Somewhere in an earlier I blog I wrote about how wet the winter had been and commented that it had been surprisingly dry for the time of year since my permanent return for the season. I said I hoped we weren't going from 'feast to famine'....but that's how it has proved. Overnight we had 6mm of rain, nothing spectacular until you consider in those 6 hours we had as much rain as the whole of the previous 6 weeks combined! Even with more rain falling as I type and showers forecast for tomorrow this will almost certainly be the driest April in the past 15 years of regular weather recording, and most likely one of the driest months of any recorded in that time.

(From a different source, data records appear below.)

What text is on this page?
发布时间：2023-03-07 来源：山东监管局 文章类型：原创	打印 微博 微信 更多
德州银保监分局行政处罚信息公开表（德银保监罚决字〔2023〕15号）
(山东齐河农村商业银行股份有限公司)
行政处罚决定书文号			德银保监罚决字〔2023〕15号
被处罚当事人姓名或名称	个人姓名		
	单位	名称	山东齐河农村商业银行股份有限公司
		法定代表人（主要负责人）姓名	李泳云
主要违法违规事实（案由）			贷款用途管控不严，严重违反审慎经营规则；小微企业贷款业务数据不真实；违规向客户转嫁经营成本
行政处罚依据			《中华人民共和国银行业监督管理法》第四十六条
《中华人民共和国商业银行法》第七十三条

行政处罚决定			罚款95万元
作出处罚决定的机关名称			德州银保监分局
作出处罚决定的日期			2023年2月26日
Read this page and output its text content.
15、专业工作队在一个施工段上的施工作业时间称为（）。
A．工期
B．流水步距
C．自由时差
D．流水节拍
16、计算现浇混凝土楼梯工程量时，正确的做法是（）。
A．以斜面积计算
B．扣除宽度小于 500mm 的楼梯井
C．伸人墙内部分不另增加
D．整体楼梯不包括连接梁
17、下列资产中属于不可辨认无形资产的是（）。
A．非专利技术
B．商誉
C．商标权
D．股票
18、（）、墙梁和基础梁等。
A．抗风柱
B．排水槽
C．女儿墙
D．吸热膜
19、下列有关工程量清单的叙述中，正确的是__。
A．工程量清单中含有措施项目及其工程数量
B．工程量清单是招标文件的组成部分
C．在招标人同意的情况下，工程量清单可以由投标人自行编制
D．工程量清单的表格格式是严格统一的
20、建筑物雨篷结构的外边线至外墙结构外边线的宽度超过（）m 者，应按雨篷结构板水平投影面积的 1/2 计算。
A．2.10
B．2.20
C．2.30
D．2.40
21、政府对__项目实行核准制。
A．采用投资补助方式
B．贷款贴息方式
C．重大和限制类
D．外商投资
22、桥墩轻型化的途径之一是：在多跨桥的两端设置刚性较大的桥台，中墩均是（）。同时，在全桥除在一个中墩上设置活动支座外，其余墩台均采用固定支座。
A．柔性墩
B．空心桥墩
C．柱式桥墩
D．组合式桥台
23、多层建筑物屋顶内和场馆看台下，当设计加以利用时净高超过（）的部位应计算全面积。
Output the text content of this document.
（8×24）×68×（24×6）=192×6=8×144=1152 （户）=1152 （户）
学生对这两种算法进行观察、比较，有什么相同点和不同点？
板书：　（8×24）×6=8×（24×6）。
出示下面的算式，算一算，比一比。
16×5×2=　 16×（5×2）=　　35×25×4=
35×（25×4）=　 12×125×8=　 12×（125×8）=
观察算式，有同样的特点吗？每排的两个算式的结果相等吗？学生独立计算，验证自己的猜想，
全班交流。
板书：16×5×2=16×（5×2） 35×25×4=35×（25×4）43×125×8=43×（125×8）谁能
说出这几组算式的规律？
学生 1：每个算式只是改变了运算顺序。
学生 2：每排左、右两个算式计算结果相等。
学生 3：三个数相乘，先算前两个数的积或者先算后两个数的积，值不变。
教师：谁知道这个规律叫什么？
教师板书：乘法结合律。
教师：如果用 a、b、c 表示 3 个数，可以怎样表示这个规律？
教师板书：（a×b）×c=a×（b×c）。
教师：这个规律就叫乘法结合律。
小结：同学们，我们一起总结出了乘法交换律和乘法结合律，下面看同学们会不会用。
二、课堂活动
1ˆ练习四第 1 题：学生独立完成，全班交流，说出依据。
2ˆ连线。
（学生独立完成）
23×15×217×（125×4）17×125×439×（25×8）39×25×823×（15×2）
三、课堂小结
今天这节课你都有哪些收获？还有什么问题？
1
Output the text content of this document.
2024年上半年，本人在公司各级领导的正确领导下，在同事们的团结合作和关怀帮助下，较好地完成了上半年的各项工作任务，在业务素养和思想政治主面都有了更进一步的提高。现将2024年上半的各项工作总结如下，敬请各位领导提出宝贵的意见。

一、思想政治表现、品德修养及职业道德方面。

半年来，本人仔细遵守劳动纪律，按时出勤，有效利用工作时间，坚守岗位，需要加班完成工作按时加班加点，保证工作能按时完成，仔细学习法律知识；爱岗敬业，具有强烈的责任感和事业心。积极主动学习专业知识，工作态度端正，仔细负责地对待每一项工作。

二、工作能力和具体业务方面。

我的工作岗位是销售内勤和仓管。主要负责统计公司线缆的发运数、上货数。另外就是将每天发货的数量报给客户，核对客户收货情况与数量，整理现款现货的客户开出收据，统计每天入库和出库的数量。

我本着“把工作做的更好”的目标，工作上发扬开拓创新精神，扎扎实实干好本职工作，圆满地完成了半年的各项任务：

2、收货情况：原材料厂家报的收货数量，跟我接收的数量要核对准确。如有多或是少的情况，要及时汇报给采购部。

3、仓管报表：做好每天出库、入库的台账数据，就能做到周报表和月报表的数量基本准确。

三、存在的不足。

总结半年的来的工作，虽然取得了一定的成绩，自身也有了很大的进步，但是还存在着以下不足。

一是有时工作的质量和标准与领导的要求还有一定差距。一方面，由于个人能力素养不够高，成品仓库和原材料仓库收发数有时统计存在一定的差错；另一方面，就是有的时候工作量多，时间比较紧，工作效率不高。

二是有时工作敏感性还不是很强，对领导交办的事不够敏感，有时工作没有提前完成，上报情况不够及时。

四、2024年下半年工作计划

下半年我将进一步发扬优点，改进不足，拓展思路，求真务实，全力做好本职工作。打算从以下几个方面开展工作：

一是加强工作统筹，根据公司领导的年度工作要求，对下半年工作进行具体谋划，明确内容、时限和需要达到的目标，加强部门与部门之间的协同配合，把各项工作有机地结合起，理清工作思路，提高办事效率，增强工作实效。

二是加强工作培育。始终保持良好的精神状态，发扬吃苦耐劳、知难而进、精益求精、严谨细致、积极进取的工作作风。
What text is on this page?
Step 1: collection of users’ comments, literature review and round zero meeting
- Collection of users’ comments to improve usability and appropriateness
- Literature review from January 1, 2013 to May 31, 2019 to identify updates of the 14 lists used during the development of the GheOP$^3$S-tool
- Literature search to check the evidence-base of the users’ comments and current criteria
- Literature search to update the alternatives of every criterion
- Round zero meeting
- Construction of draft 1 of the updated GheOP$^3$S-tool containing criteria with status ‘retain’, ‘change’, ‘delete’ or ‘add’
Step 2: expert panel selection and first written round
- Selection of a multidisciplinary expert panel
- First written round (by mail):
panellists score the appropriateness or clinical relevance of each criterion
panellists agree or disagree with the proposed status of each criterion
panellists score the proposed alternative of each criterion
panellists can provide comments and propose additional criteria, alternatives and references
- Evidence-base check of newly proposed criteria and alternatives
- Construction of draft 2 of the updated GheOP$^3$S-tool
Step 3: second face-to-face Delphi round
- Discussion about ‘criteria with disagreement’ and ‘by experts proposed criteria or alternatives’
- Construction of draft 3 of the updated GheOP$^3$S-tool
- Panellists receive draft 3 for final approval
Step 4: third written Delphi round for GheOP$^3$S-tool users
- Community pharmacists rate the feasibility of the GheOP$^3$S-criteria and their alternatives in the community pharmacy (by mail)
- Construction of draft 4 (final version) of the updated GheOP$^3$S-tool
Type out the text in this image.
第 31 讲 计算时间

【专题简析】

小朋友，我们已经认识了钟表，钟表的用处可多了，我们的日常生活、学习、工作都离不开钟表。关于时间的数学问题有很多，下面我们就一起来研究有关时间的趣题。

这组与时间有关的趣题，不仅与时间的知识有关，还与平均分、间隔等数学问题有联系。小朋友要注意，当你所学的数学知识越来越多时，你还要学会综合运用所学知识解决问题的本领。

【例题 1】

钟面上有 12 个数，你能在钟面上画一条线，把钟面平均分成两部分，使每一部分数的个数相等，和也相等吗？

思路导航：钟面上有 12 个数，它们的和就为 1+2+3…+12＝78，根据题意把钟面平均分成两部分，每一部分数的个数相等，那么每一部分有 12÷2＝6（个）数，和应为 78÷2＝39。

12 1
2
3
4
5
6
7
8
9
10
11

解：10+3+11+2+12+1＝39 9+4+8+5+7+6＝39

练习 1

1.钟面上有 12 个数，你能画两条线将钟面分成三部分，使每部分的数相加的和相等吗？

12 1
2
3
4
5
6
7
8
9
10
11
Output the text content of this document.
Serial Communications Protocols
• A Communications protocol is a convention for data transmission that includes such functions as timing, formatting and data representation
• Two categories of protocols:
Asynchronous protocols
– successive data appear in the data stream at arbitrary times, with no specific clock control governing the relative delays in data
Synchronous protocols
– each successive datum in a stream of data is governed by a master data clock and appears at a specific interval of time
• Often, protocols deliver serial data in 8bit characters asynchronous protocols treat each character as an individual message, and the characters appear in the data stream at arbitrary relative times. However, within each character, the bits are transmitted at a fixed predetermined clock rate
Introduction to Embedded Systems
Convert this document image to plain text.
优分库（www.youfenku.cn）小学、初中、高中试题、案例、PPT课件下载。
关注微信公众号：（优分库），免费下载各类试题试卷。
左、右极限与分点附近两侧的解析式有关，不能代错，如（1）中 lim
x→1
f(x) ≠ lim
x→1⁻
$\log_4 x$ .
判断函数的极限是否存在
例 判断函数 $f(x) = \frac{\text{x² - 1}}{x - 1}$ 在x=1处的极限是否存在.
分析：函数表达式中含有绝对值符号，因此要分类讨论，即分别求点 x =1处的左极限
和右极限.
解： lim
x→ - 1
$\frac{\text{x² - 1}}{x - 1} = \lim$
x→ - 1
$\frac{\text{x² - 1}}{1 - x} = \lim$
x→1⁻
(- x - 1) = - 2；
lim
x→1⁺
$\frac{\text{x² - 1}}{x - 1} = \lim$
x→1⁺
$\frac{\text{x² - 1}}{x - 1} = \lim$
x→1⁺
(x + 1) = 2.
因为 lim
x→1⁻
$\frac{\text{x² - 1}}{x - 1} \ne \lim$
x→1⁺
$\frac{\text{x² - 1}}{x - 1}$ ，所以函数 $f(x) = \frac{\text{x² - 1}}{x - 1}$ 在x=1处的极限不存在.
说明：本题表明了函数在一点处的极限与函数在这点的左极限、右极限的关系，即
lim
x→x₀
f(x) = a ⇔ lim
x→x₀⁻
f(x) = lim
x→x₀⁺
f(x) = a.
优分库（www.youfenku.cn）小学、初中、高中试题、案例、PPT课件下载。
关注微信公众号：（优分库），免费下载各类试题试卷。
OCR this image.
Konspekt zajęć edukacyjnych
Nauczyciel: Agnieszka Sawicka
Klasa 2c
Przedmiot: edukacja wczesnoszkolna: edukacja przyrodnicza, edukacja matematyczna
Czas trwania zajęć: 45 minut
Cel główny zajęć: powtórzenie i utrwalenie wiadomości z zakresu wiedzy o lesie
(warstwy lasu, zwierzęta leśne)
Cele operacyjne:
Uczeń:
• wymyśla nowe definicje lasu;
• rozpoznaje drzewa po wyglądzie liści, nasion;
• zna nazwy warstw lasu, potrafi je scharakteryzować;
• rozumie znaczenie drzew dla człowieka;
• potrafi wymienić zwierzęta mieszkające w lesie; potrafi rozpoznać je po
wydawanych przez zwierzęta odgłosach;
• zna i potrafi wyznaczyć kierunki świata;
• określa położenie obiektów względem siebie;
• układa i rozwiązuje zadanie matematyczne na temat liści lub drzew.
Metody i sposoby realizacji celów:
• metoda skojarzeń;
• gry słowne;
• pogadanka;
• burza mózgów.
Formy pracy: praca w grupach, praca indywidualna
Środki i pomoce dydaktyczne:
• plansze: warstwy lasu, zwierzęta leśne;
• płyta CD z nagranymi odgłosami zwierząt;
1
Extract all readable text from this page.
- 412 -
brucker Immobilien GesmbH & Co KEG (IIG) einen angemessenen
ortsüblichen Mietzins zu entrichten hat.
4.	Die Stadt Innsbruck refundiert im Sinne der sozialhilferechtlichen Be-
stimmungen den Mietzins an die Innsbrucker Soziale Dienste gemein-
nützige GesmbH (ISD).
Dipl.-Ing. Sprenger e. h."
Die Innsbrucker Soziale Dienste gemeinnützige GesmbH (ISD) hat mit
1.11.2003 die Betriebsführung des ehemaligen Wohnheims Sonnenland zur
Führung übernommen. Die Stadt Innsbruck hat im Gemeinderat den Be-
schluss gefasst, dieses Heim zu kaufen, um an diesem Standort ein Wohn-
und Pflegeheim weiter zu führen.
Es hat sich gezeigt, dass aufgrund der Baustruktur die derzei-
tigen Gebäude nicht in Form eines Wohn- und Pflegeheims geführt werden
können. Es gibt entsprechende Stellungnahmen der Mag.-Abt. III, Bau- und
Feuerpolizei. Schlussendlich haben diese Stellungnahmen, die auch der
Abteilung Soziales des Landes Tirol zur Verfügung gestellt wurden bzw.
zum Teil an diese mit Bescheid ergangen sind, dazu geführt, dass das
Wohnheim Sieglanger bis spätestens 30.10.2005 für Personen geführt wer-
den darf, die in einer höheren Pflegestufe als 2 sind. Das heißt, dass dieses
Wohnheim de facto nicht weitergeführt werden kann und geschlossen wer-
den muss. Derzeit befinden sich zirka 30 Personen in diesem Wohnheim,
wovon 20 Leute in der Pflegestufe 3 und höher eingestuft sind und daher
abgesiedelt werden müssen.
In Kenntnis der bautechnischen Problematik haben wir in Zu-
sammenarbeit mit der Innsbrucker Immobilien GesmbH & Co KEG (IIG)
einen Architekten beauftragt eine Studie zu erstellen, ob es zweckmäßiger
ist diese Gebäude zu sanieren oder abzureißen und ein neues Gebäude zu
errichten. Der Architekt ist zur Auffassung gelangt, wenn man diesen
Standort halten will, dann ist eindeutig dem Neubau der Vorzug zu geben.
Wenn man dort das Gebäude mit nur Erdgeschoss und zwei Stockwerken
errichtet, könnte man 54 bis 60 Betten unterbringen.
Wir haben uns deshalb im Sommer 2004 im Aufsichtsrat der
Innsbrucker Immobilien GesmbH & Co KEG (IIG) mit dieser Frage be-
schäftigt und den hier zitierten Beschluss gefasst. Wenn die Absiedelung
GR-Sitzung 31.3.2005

This evenings much needed rain on the farmhouse windows

The rain, and a more generally unsettled outlook for the next week at least, has come just in time for the chough. With females incubating males need to provide a regular supply of food. The ground was becoming perilously close  to being both too hard to effectively forage (i.e. stick their downcurved beaks into) and too desiccated for some of their key insect prey to survive in. Chough like 'well drained, warm soils' as it is better habitat for their prey than cold and waterlogged soil but there is a limit! Luckily the very wet winter means the water table is still quite high so a sensible amount of rain should keep things ticking along nicely

Waking up to rain this morning was a shock to the system - this was taken just last night and typifies April

As we get ready to turn the corner into May we are starting to see the first fledged birds out and about. Young blackbirds, still hiding in the undergrowth around the garden, are revealing their presence with clamorous squawking whenever the adults are close by with food. Last night when checking out the chough roost the first stonechat fledglings of the year were on show. 3 birds fledged from a nest at Aber Mawr, the splendid male bird 'chacking' at us as we walked by. For some birds the season hasn't even started yet, our storm petrels are barely back from their southern hemisphere winter travels!

Juvenile stonechats on heather yesterday evening

The parent male stonechat was close by warning me off

The first cuckoo of the year was at Aber Myharan yesterday and a second merlin, this time a male, was recorded along with the regular female, a fairly regular occurrence in most springs. Both are probably young birds and despite there being ample suitable habitat for them to breed here and plenty of prey they never settle and always just pass through - one day!